A converter worksheet, to relate the dBm numbers, to nV/sqrt-Hz (calculation also has provisions to convert from other bandwidth – not considering a few extra dB to account for the averaging nature of the detector, etc. – we rely on the 1 Hz normalized value of the 3585A anyway, just in case you need to convert from other BW, please keep dectector response related offset correction, if the task requires such levels of accuracy).
power supply noise calc 3585a

Converted values
-141 dBm – about 20 nV/sqrt-Hz (Vp supply) – very close to noise floor of the setup, the LM723 still seems good enough!
-122 dBm – about 180 nV/sqrt-Hz (5 V, 11.4 V supply)

Also, quick look at the DAC pretune output – at the OPA2703 scaling amplifier output:

msr pll dac amp vtune output 1k2
Virtually, below noise floor.

Note: there are some litte contributions at 60 Hz/180 Hz from mains.

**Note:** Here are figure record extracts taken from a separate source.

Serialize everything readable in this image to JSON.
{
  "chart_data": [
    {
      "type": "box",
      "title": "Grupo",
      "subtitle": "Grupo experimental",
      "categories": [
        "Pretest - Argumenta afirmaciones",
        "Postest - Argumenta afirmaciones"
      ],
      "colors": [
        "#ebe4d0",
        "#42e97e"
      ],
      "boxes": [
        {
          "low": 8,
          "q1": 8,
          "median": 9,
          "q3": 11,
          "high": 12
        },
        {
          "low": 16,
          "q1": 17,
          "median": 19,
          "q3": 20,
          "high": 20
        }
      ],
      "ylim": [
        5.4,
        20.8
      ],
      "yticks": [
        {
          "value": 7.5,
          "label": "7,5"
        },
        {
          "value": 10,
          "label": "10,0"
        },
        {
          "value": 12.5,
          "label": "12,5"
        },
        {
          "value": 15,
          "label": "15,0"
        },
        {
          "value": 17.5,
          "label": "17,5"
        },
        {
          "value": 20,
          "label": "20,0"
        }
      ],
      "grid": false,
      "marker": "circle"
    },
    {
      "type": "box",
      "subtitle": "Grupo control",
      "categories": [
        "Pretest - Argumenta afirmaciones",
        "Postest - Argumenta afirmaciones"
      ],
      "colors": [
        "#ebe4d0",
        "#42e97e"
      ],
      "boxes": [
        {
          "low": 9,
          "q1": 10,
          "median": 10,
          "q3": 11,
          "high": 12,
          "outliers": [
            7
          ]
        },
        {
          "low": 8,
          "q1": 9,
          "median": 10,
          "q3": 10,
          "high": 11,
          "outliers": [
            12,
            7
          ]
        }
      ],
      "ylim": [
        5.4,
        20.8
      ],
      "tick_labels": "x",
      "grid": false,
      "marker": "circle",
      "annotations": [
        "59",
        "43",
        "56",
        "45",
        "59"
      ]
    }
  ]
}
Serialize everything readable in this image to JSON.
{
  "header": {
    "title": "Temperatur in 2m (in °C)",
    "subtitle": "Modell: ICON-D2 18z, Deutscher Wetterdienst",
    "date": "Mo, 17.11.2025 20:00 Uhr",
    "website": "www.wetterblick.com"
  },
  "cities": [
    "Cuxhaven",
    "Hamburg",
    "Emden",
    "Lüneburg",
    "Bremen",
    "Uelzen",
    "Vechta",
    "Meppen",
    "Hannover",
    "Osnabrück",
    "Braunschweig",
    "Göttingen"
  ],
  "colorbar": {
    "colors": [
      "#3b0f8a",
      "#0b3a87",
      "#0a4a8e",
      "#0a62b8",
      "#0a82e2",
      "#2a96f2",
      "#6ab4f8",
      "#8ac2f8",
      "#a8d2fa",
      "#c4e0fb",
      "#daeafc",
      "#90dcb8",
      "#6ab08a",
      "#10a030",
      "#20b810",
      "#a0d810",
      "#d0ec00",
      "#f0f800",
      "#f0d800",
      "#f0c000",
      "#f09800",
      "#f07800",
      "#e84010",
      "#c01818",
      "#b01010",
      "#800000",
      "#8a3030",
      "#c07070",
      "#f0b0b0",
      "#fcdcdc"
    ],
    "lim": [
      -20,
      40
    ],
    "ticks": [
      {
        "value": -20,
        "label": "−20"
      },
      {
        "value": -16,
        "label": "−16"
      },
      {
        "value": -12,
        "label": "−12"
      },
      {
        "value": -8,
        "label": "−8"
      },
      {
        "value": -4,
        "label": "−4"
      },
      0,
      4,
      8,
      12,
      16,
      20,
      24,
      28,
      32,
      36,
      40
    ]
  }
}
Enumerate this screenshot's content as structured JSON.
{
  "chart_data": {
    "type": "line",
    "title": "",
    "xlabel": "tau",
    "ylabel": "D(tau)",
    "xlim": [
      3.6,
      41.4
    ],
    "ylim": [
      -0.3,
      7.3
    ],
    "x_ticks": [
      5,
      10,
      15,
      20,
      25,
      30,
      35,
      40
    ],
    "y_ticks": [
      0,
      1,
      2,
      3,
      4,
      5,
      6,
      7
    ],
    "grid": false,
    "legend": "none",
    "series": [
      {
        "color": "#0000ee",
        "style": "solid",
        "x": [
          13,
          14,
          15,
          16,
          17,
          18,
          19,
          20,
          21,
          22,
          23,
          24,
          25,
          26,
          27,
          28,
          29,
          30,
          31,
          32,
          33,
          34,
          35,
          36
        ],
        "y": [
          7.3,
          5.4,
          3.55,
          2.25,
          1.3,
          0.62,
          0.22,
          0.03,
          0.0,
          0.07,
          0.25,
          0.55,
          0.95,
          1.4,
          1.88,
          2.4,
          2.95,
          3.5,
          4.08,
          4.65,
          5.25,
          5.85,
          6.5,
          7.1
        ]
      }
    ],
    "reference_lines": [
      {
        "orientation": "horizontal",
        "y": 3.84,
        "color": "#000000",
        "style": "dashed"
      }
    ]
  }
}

These are due to the test setup/signals picked-up by the test cables – don’t seem to originate from the circuit itself.

Micro-Tel MSR-904A Remote Interface: pretune DAC, precision reference, and some auxilliary circuit

Not a very exciting circuit today, but definitely, a very important one: the pretune DAC for the MSR-904A. This DAC will drive the 0..10 V input of the MSR-904A, to set the frequency for a given band. The frequency needs to be set to about 1 MHz or better, and the DAC needs to be virtually free of noise – any noise will be converted to phase noise, and cause a lot of hazzle for the PLL circuit to be added later.

Rather than a dual supply, the intention is to use a single +18 V supply for the whole remote control circuit. Therefore, we need a few linear regulators, to derive the +5 V for the digital circuits, including the ATmega8-16, and a positive voltage of about 12 V, for the analog circuit. The output driver for the pretune (0..10 V) uses an OPA2703 rail-to-rail opamp. So, I decided on a 11.4 V positive supply, for convenience of resistor values available – 270 Ohm, and 2k2, for a LM317 regulator.

The DAC, a Texas instrument DAC8831. A highly linear device – 1 LSB of INL error. Low noise, low power. The DAC is connected to a +5 V precision reference, a MAX6350. This is a pretty stable and low noise reference, very much recommended for 16 bit converters.

Well, not much more to say, here is the schematic:

msr-904a interface pretune circuit and power supply

And, a quick glance at the board:

msr-904a interface pretune and digital control

There is some space left on the board – for an ADC (to monitor signal strength), and for the PLL power supply (needs 3x 3 V, UA723 – for low noise), and a 10 MHz/5 MHz distribution circuit.